Characteristics, outcome and risk factors for mortality of paediatric patients with icu‐acquired candidemia in india: a multicentre prospective study
Mycoses Sep 26, 2020
Chakrabarti A, Sood P, Rudramurthy SM, et al. - Via this nationwide study, researchers sought to report on the variation observed in the epidemiology, clinical profile and outcome of pediatric candidemia by age, healthcare settings and prevalent Candida species. They assessed 487 children who contracted ICU‐acquired candidemia at 23 Indian tertiary care centers and identified development of candidemia early after ICU admission in both neonates and non‐neonatal children. Neonates, in majority, were premature (63.7%) with low birthweight (57.1%). Common comorbidities were perinatal asphyxia (7.3%), pneumonia (8.2%), congenital heart disease (8.4%) and invasive procedures, and widespread use of antibiotic (94.1%) was noted. Dominance of C tropicalis (24.7%) and C albicans (20.7%) was noted in both age groups. As per logistic regression, following were independent predictors of 30‐day crude mortality in neonates: admission to public sector ICUs, mechanical ventilation, corticosteroid therapy and antifungal therapy.

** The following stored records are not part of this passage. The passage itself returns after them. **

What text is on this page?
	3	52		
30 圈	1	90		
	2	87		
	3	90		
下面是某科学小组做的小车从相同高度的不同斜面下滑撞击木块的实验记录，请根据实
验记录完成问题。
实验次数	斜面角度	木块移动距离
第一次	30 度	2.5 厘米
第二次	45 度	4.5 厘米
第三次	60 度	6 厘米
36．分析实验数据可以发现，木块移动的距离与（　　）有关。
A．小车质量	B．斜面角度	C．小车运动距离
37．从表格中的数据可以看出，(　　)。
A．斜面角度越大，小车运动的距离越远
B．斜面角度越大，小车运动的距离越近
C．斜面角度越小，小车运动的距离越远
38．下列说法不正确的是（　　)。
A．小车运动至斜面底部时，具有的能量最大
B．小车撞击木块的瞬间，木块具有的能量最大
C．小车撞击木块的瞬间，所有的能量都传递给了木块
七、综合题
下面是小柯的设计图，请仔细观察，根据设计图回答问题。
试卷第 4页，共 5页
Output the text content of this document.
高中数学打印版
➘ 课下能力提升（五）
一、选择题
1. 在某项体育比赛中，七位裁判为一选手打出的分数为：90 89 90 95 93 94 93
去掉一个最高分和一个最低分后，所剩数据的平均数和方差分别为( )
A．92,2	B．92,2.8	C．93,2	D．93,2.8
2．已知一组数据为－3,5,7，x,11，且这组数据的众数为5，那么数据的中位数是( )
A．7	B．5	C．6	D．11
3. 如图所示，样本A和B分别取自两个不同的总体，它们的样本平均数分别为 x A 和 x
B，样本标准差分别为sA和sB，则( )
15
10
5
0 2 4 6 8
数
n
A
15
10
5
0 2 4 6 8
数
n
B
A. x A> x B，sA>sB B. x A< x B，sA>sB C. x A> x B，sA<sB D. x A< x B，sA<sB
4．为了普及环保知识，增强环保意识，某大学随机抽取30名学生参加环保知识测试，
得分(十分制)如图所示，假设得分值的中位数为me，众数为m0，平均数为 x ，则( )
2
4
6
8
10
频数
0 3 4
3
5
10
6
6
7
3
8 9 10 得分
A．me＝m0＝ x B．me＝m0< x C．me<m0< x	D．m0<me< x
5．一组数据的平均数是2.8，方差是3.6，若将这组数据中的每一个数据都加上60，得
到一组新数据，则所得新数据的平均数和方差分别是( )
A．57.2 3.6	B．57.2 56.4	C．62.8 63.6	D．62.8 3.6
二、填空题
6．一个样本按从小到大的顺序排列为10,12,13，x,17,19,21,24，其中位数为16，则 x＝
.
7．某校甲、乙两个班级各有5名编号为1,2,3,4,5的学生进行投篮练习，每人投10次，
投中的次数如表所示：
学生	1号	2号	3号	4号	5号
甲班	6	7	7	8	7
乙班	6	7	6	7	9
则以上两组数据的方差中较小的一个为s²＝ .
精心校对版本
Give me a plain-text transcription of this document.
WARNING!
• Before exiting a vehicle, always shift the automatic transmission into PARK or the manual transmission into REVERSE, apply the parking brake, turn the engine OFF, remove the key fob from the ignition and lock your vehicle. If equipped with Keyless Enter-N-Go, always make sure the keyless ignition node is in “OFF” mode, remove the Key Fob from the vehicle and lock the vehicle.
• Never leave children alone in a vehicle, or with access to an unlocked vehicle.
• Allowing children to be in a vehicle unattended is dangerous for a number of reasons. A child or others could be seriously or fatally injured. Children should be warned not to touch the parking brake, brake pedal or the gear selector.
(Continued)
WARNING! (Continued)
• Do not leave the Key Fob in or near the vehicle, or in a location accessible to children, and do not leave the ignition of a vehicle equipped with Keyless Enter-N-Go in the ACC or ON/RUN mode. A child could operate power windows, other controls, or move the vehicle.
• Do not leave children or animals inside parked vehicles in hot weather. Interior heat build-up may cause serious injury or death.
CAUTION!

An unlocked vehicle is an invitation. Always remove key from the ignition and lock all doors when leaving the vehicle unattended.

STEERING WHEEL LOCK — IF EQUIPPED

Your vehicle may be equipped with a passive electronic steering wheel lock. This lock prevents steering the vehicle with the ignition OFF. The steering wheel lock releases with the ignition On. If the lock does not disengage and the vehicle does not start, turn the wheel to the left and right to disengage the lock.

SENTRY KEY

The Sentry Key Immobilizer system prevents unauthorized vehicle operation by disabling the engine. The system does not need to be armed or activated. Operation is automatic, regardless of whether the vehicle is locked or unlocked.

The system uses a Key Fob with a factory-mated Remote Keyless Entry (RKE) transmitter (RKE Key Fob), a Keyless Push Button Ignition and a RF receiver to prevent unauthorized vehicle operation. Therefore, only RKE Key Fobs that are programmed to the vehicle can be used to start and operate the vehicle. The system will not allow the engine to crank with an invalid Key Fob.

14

Similarly, following were independent predictors for non‐neonates: admission to public sector ICUs, mechanical ventilation , exposure to carbapenems and azole antifungal therapy. Findings are thus suggestive of a distinct epidemiology, including early infection with a different spectrum of Candida species, which call for relevant intervention strategies to decrease candidemia morbidity and mortality.